A new study led by Weill Cornell Medicine and New York-Presbyterian has shed light on the role of specific gut-dwelling fungi in severe cases of COVID-19. The research suggests that these fungi can exacerbate the extreme inflammation associated with the disease and lead to long-term changes in the immune system. The findings, published in Nature Immunology, have implications for identifying individuals who may benefit from specialized treatments.
The study, conducted using patient samples and preclinical models, revealed that the proliferation of certain fungi in the intestine, notably Candida albicans yeast strains, is associated with an increase in immune cells. These immune cells can worsen lung injury, a common feature of severe COVID-19.
Notably, the research also indicates that patients retain a heightened immune response and immune memory against these fungi for up to a year after recovering from SARS-CoV-2 infection. This suggests that the immune system’s response to these fungi may contribute to long-term complications, including a condition known as long COVID-19.
Dr. Iliyan Iliev, the senior author of the study, pointed out that this research uncovers a new dimension of the complex pathology involved in severe COVID-19. The findings highlight the role of the body’s own inflammatory immune response in causing harm, similar to what is observed in inflammatory bowel disease.
The research team worked with large clinical cohorts of COVID-19 patients and developed a mouse model to investigate the disease. They found that the presence of antibodies targeting gut fungi in the blood of severe COVID-19 patients led them to investigate the role of fungi in the disease.
In severe cases of COVID-19, populations of yeast, particularly Candida albicans, increased in the intestines of patients.
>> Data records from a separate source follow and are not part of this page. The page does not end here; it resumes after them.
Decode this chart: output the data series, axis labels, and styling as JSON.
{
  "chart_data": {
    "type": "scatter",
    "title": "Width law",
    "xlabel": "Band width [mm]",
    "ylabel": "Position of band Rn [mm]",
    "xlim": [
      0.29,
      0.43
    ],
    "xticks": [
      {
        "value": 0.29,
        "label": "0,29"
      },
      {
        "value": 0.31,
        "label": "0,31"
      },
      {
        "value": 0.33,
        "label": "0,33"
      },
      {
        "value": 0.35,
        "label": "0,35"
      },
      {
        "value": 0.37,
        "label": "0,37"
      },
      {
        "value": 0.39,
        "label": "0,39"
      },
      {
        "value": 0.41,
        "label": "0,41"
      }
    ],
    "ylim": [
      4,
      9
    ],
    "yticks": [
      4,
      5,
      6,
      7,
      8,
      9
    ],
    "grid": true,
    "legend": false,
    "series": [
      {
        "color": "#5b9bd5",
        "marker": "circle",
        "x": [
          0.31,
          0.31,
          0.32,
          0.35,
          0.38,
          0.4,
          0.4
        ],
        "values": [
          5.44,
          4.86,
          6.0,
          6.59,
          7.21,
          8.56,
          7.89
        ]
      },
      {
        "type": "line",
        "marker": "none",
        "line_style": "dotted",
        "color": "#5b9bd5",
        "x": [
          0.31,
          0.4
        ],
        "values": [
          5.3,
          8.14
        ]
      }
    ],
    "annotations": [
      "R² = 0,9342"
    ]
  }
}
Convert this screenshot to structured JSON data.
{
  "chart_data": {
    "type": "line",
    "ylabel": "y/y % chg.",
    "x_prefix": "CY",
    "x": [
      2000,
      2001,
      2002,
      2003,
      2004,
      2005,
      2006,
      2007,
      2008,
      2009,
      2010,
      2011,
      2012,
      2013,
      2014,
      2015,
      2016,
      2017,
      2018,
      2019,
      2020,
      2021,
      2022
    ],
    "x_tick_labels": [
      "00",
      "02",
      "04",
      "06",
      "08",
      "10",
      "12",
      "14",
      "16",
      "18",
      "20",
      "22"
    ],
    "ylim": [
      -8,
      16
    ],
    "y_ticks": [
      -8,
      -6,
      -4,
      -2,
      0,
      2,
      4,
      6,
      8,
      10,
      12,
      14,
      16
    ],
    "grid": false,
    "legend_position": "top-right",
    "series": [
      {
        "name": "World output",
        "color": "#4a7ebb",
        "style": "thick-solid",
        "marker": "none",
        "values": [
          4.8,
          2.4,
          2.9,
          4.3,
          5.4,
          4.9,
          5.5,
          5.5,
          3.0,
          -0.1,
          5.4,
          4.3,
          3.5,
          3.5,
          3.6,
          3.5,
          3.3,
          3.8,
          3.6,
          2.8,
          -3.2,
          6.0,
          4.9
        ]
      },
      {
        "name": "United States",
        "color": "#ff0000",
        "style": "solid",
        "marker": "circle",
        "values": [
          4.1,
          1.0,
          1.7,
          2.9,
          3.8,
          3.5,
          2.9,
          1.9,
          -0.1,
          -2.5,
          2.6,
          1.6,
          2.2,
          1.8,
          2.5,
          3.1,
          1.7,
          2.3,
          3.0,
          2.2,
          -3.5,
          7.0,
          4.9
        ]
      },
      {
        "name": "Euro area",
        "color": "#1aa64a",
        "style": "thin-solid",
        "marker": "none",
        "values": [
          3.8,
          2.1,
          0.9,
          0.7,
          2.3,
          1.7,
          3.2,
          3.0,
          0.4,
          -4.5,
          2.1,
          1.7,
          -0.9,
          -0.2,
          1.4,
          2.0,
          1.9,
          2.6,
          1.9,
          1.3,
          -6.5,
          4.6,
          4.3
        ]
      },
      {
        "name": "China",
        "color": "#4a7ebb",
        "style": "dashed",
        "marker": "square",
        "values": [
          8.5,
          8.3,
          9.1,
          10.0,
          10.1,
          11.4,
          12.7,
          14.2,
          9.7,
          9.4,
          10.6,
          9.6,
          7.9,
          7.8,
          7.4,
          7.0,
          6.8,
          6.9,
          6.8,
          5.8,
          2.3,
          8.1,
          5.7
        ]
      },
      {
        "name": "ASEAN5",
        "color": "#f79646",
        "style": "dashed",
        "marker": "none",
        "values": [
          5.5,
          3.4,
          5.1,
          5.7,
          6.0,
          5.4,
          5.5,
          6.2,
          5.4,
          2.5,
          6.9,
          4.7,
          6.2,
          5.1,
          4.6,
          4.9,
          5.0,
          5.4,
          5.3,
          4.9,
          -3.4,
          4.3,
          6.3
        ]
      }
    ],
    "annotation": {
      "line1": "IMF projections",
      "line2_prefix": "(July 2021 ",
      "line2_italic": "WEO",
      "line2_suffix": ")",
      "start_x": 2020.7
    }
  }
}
This coincided with an increase in immune cells called neutrophils, which are known to contribute to inflammation, particularly in the lungs.
The study also demonstrated that mice bearing fungi from patients with severe COVID-19 produced more neutrophils and showed signs of heightened inflammation when infected with SARS-CoV-2. However, the administration of an antifungal drug reduced these effects.
The research provides insights into potential treatments and therapeutic approaches that may be beneficial for individuals with severe COVID-19. It also contributes to a better understanding of the long-term immune changes associated with the disease, which may be relevant to addressing long COVID-19.